Monday, January 21, 2013

The Innovation Zone

Innovation is not something that happens overnight. It can happen in a matter of minutes. All it takes is to shift perspectives, put on some new thinking hats and perhaps most of all, to get rid of all the hope, believe and trust you have placed in precedents made by authority, history, culture and the almighty THEY.

If it truly is as easy as all that, surely I must be able to justify with some degree of confidence and back-up examples, my not-so-minor assertion.

I do assert this. Innovation is for everyone, and everyone is capable of innovation. Get some theory done, start work implementing some basic methodology; and you will be on your way to becoming what is believed to be that rarest of breeds – an innovator.

A few of those examples to light the path. Let’s see now – who are those individuals who have lit the path for the human race, just living an everyday life of the average private citizen?

One anonymous individual who must surely be one the world’s greatest innovators is the person who managed to persuade billions of women to fight pain, smashed feet and gut wrenching backaches to put on – yes – HIGH HEELS! What else can one label a person who convinced everyone that it is okay to fight millions of years on evolution and to accept pain and suffering? All just so their legs will look hot, and they will have that almighty sexy S-curve that makes men stop thinking with their brains?

So my vote for the best innovator who ever lived is the high heel guy, who looked at normal everyday shoes, and saw the new shape of women’s futures.

Henry Ford is another. He did not invent the automobile, but he saw a future which screwed the world we live in today, and managed to convince everyone that the automobile was the way to go to. He probably was fed up with horse drawn carriages, and I figure he stepped into too many piles of the fuel wastes that horses left behind. Whatever it was, something made him see that there was no reason to have horses pulling a carriage, and so he came up with the engine that would drive the carriage, though it would have been nice if he had thought of solar power from way back then, rather than the goo that dead things turn into.
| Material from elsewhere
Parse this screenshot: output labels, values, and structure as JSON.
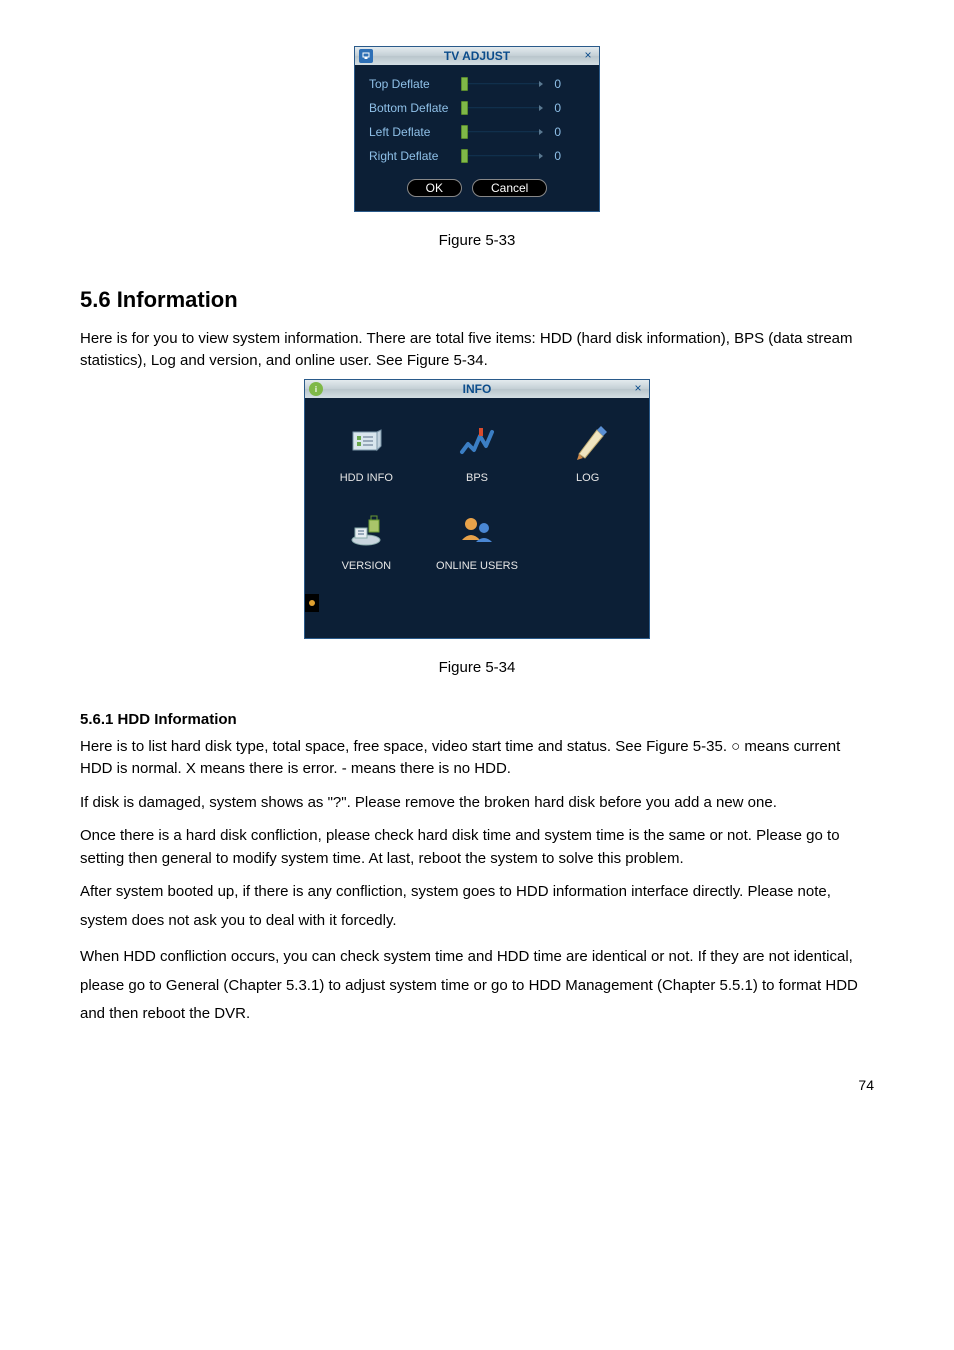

“There will never be more than five personal computers in the world” said Thomas Watson, IBM chairman way back when they thought the world was still flat and that too many computers in the west might tip the flat world over.  But along came Bill Gates, who believed that a different looking interface, driven by the right OS, would ensure that his product would be on the billions of computers that billions of people would use (or is that millions). And all that without a college education and without the business savviness that everyone nowadays insist you must have in order to become a billionaire.

Need I say more?

Before bald became sexy, men were terrified of going bald not because they would be bald, but because they would have to spend thousands of dollars trying to look like they were not bald. So my kudos go out to that bald guy who convinced the top sportspeople all over the world, but especially in the US, to go bald and make it the new, hot in thing that would stay in style forever. I am flawlessly bald, so I always remember that guy in my prayers, who removed all his thinking hats, and said, “Why just take off the hat, let’s take off the hair too! Save money on barbers and shampoos, and make it the new surface that every woman wants to have and to touch!” Thank you man!

One of the Warner brothers said, “Who the hell wants to hear actors talk?” Along the same lines, Western Union very early on said, “This ‘telephone’ has too many shortcomings to be seriously considered as a means of mass communication. The device is inherently of no value to us.” David Sarnoff said in response to being asked to invest in radio, “The wireless music box has no imaginable commercial value. Who would pay for a message sent to nobody in particular?”

These examples are plainly put to show that common, everyday things we take for granted might easily have never come to be so widely used, if some crazy, risk-taking, future-shaping innovators had not been willing to consider different ways of looking at old inventions.

Do the research, and you will see history is littered with average people who became labelled as innovators or gurus of thinking, simply because they had the right frame of minds to view things differently. It surely does go beyond that, because it is also about putting your money where your words are, and going out to do something about your opinion, idea or perspective.

That to me, is what innovation is all about.

We can all do it.

It just is about believing in your opinion enough to go out and take a risk and doing something about it.